День был жарким и трудным, подчинённых Ибар гонял до седьмого пота, даже Табас, привычный к нагрузкам, чувствовал себя вымотанным. Будущие члены экспедиции разбрелись по комнатам, но Айтер попросил инструкторов-проводников остаться у входа.

— Да, специально. А что, проблемы? — наёмник едва заметно из-за бинтов приподнял бровь.

— Ты калечишь моих людей! Самых верных и лучших людей! Они были отобраны…

— Хреново отобраны, — грубо перебил Ибар. — И я устал повторять, что не собираюсь доверять спину истеричкам и хлюпикам. Если они обучены подчиняться тебе лично и включать турникет в офисе, то это не значит, что и в пустыне они будут безукоризненно верными и умелыми. Ты знаешь, что будет, если они захотят жрать посреди пустыни? Или если они сломаются? Ты видел этих людей в деле? Я говорю про реальные перестрелки.

— Некоторых видел, — прищурив глаза, сказал Айтер.

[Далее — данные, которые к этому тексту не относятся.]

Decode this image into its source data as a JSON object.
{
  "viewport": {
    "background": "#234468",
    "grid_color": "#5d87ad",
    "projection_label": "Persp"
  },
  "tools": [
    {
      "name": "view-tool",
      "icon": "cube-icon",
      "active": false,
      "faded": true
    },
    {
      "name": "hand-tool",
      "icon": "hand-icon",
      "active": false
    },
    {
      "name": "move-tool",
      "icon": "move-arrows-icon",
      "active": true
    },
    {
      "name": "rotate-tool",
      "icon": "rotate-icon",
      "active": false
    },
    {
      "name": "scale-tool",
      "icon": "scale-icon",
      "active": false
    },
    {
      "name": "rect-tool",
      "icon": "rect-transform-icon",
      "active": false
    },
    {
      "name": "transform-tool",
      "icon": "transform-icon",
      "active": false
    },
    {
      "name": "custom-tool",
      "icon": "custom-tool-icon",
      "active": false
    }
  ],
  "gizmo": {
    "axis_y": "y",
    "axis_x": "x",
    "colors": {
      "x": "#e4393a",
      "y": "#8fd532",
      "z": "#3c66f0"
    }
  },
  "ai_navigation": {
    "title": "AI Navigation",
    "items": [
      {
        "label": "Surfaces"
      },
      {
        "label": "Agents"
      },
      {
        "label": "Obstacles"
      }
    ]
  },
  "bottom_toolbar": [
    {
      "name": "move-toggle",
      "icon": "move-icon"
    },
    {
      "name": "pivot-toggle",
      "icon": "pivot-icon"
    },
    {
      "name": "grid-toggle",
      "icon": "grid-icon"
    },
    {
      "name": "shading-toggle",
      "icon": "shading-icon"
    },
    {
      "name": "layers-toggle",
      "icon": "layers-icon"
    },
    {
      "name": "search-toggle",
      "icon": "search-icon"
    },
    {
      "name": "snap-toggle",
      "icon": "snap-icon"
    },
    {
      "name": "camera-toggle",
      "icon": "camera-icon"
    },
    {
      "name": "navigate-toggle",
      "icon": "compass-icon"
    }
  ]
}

— Ага, — скривился Ибар. — Я даже могу представить в каких. Слушай, мне плевать. Охранники они или твои личные громилы, служили они или нет — это неважно. Важно лишь то, что сейчас должны отвалиться слабые. И поэтому я буду вести себя как классический злой сержант из учебки. Гнобить, унижать, ломать, вынуждать уйти.

— Калечить-то зачем? Проучил бы — и дело с концом, — пробурчал наниматель, остыв.

— Вот только не надо учить, а? И да, я ещё многих покалечу, — пообещал Ибар.

— Он прав, — встрял Табас, заметив, что Айтер уже набрал в грудь побольше воздуха для того, чтобы выразить своё недовольство. — Будет намного лучше, если мы из этих двадцати человек оставим пятерых, но самых выносливых и умелых, чем потащим за собой в пустыню всё это стадо баранов и ляжем в первой перестрелке.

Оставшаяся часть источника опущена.